Entonces, ¿Qué está ocurriendo con la muscidae cojonerus frente a otras especies de insectos alados? Pues muy sencillo. Mientras que otros linajes se han ido reinventando para acomodarse a los tiempos modernos, la mosca de toda la vida sigue siendo igual de primitiva que siempre. Visto lo visto el líder moscón no ha tenido más remedio que pactar con otras formaciones para seguir aferrado al poder. Ha hecho concesiones, y fruto de esta alianza la muscidae cojonerus ha dejado de ser lo que era. Ahora la que manda en el país es la mosca negra.

El nuevo consorcio que en estos momentos coloniza España es muy agresivo, su mordisco es horrible. Los expertos creen que su dolorosa picadura será cada vez más habitual por todo el país. Nada que ver con la cansina muscidae cojonerus, que miren ustedes por donde una vez más tendremos que hacer valer aquello de: “Más vale lo malo conocido, que lo bueno por conocer” Si hubiera que definir a la mosca negra ésta sería lo más parecido a la piraña voladora.

Como suele ser habitual entre algunos humanos con cierto poder de decisión a la cosa se le resta importancia, es más, el Ayuntamiento de Madrid ha estado negando la llegada de la mosca negra al estilo de Zapatero cuando hacía lo propio con lo de la famosa crisis. Lo cierto es que estos simúlidos han venido para quedarse y hacer de las suyas. Las picaduras son de un tamaño y dolor exagerados.

Fíjense ustedes que sin guardar una realidad paralela, esta invasión de parásitos se me antoja parecida a la trama de La araña negra, famosa obra de Blasco Ibañez. Pues eso, que aquí entre la nueva especie invasora se está tejiendo una breña que al final hasta los bichos acabarán con nosotros.

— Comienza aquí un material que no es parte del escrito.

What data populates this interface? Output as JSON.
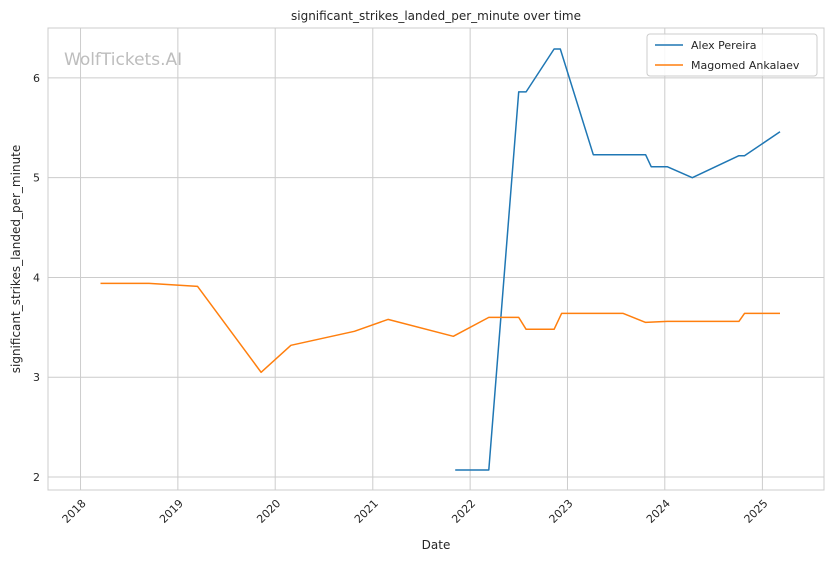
{
  "chart_data": {
    "type": "line",
    "title": "significant_strikes_landed_per_minute over time",
    "xlabel": "Date",
    "ylabel": "significant_strikes_landed_per_minute",
    "watermark": "WolfTickets.AI",
    "x_ticks": [
      "2018",
      "2019",
      "2020",
      "2021",
      "2022",
      "2023",
      "2024",
      "2025"
    ],
    "y_ticks": [
      2,
      3,
      4,
      5,
      6
    ],
    "xlim": [
      "2017-09-01",
      "2025-08-20"
    ],
    "ylim": [
      1.87,
      6.5
    ],
    "grid": true,
    "legend_position": "top-right",
    "series": [
      {
        "name": "Alex Pereira",
        "color": "#1f77b4",
        "points": [
          [
            "2021-11-06",
            2.07
          ],
          [
            "2022-03-12",
            2.07
          ],
          [
            "2022-07-02",
            5.86
          ],
          [
            "2022-07-30",
            5.86
          ],
          [
            "2022-11-12",
            6.29
          ],
          [
            "2022-12-05",
            6.29
          ],
          [
            "2023-04-08",
            5.23
          ],
          [
            "2023-10-21",
            5.23
          ],
          [
            "2023-11-11",
            5.11
          ],
          [
            "2024-01-10",
            5.11
          ],
          [
            "2024-04-13",
            5.0
          ],
          [
            "2024-10-05",
            5.22
          ],
          [
            "2024-10-26",
            5.22
          ],
          [
            "2025-03-08",
            5.46
          ]
        ]
      },
      {
        "name": "Magomed Ankalaev",
        "color": "#ff7f0e",
        "points": [
          [
            "2018-03-17",
            3.94
          ],
          [
            "2018-09-15",
            3.94
          ],
          [
            "2019-03-16",
            3.91
          ],
          [
            "2019-11-09",
            3.05
          ],
          [
            "2020-02-29",
            3.32
          ],
          [
            "2020-10-24",
            3.46
          ],
          [
            "2021-02-27",
            3.58
          ],
          [
            "2021-10-30",
            3.41
          ],
          [
            "2022-03-12",
            3.6
          ],
          [
            "2022-07-02",
            3.6
          ],
          [
            "2022-07-30",
            3.48
          ],
          [
            "2022-11-12",
            3.48
          ],
          [
            "2022-12-10",
            3.64
          ],
          [
            "2023-07-29",
            3.64
          ],
          [
            "2023-10-21",
            3.55
          ],
          [
            "2024-01-10",
            3.56
          ],
          [
            "2024-10-05",
            3.56
          ],
          [
            "2024-10-26",
            3.64
          ],
          [
            "2025-03-08",
            3.64
          ]
        ]
      }
    ]
  }
}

Lo peor de todo esto no es que una mosca nos vaya a estropear la estancia en un chiringuito playero, es que su caza en público está prohibida por la Asociación Internacional de Amigos de la Mosca (AIAM) Recuerdo como en un restaurante de Algarrobo Costa, famoso por sus espetos de sardinas y otras ambrosías de la bahía malagueña, uno de los comensales recriminó a una mosca su odiosa costumbre de inmiscuirse en tan placentera degustación. El insecto lejos de renunciar a su repugnante erre que erre, se posó en lomos de una plateada sardina. Aquello rompió el armisticio. El integrante de la mesa lanzó el puño con tanta mala leche que la mosca fue objeto de un severo masaje cardiaco. –Señor, lo que acabo de presenciar es denunciable –dijo un comensal póximo. –¿Lo dice usted por la sardina o tal vez por la mosca? –respondió el infrascrito de la acción.

(Dedicado a cierta clase política muscidae cojonerus y a ciertos animalistas coñazos).